Paranoia: What is a character?
Paul Mackin
paul.mackin at verizon.net
Sat Oct 6 14:07:14 CDT 2001
Nothing to correct. I DID say "the book is paranoid" but meant it as a
hypothesis to be tested. A theory of what the book is. Seeing that it's
Pynchon paranoia might well be a fruitful place to start looking. I was
following Paul N's lead. I haven't yet started rereading M&D but read it
twice and listened to the tapes when it came out. It is constantly being
stressed that there is always a theory in operation, acknowledged or not.
Let's look for paranoia in any manifestation we can find. Other theories no
doubt applicable will be Marxism , Freud, Feminism, Postmodernism, the
lessons of Foucault. Some will want to bring in Astrology, Alchemy,
Christianity. etc.
P.
----- Original Message -----
From: "Paul Nightingale" <paulngale at supanet.com>
To: <pynchon-l at waste.org>
Sent: Saturday, October 06, 2001 12:38 PM
Subject: Re: Paranoia: What is a character?

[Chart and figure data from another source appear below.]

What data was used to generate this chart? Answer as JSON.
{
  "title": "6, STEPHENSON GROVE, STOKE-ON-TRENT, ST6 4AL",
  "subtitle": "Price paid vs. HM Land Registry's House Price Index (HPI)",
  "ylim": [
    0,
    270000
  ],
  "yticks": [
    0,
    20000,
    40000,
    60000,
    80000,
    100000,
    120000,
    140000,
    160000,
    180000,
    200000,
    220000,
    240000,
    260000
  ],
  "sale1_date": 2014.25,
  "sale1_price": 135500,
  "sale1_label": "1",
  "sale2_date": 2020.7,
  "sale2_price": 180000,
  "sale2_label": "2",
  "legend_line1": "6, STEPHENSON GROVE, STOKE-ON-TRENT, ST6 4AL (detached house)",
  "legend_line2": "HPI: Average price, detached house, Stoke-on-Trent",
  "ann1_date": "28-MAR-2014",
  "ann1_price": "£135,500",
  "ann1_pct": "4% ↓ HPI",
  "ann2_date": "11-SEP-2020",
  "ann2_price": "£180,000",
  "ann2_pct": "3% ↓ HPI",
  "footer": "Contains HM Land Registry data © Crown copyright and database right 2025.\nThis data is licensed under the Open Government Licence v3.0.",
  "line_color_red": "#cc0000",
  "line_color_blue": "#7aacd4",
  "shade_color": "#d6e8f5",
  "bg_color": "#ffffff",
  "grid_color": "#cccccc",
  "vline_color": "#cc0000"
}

> A couple of key points from Paul Mackin (who hopefully will correct me if
> I'm wrong here). Firstly, criticism is concerned with the text, not
> individual characters considered in isolation. One of the problems with
> thinking of characters as real people, according them individual
> psychologies, is that we can never enjoy a human relationship with them,
we
> can never interact with them. Nonetheless, characters can stand in for
> absent humans, which is where empathy comes into it. So it doesn't matter
if
> they are robots or monsters or anything else. Frankenstein's monster is an
> outlaw; we relate to that, to the way he/it implicitly functions as a
> critique of society. Ditto Roy/Rutger Hauer in Bladerunner: I defy anyone
> not to be moved by his "time to die" speech. Moreover, the fact that
> Deckard/Harrison Ford might 'himself' be a replicant doesn't/shouldn't
> matter: he is part of a tradition of outsiders who yearn, on our behalf,
for
> something better.
>
> Secondly, Paul characterises the text itself as paranoid. Yes, if this
means
> the text couldn't have been written without paranoia. P-listers have
argued
> over (sorry, discussed) GR and whether it refers to the Vietnam war. The
> novel could only have been written at a time when the Watergate scandal
was
> made possible by the refusal to accept, unquestioningly, the actions and
> constructions of political leaders. I'm also thinking of Angus Calder's
The
> People's War, first published in the late-60s: this history of British
> society during WWII set out to explode some of the cosy myths that
survived
> from the 1940s, constructions that had glossed over the question of class
> conflict for example. M&D could only have been published when the writing
of
> history had been problematised by Foucault and others.